# _ASSOCIATOR_

The _ASSOCIATOR_ provides a high-level overview of numerous time series by identifying clusters of similar time series patterns. In addition, it analyzes the most recent trend behaviour of each time series, resulting in a clear trend categorization.

In [None]:
from futureexpert import ExpertClient
import dotenv

dotenv.load_dotenv()
client = ExpertClient()

First, upload your data to the _future_ platform. You can do this using the `check_in_time_series` method. For further information how to upload your data, check the coresponding [check-in notebook](checkin_configuration_options.ipynb)

In [None]:
from futureexpert import DataDefinition, TsCreationConfig
import futureexpert.checkin as checkin
data_definition = DataDefinition(
    value_columns=[
        checkin.ValueColumn(name="Value")
    ],
    group_columns=[checkin.GroupColumn(name="Index")],
    date_column=checkin.DateColumn(name="Date", format="%Y-%m-%d")
)

ts_creation_config = TsCreationConfig(
    time_granularity="monthly",
    grouping_level=["Index"],
    value_columns_to_save=["Value"],
)

version_id = client.check_in_time_series(
    raw_data_source="../example_data/consumer_index.csv",
    data_definition=data_definition,
    config_ts_creation=ts_creation_config,
)

Once the data is uploaded, you can start the _ASSOCIATOR_. For a minimal configuraion, provide the `version_id` and a `report_note`.

In [None]:
from futureexpert import AssociatorConfig, DataSelection, ClusteringConfiguration
config = AssociatorConfig(data_selection=DataSelection(version=version_id),
                          clustering=ClusteringConfiguration(),
                          report_note="Consumer Indicies Exploration")
associator_id = client.start_associator(config=config)

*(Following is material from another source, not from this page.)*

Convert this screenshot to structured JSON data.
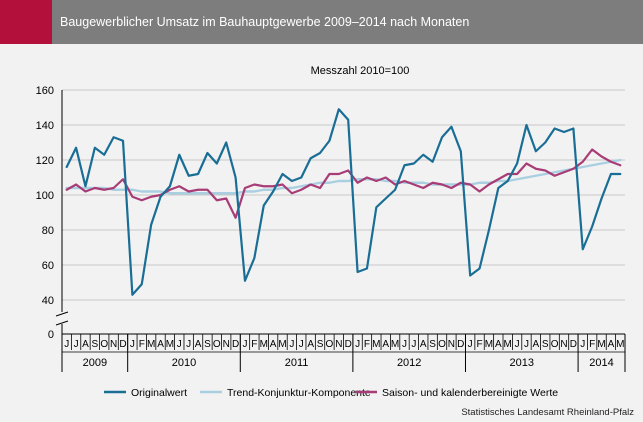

Once the _ASSOCIATOR_ has finished, you can get the results using the function `get_associator_results`.

In [None]:
from futureexpert.associator import export_associator_results_to_pandas
results = client.get_associator_results(associator_id)
export_associator_results_to_pandas(results)

## Using _ASSOCIATOR_ Results in _MATCHER_

The clustering results can be used in a post-selection step to refine the initial matcher ranking. This process condenses the output by removing redundant covariates.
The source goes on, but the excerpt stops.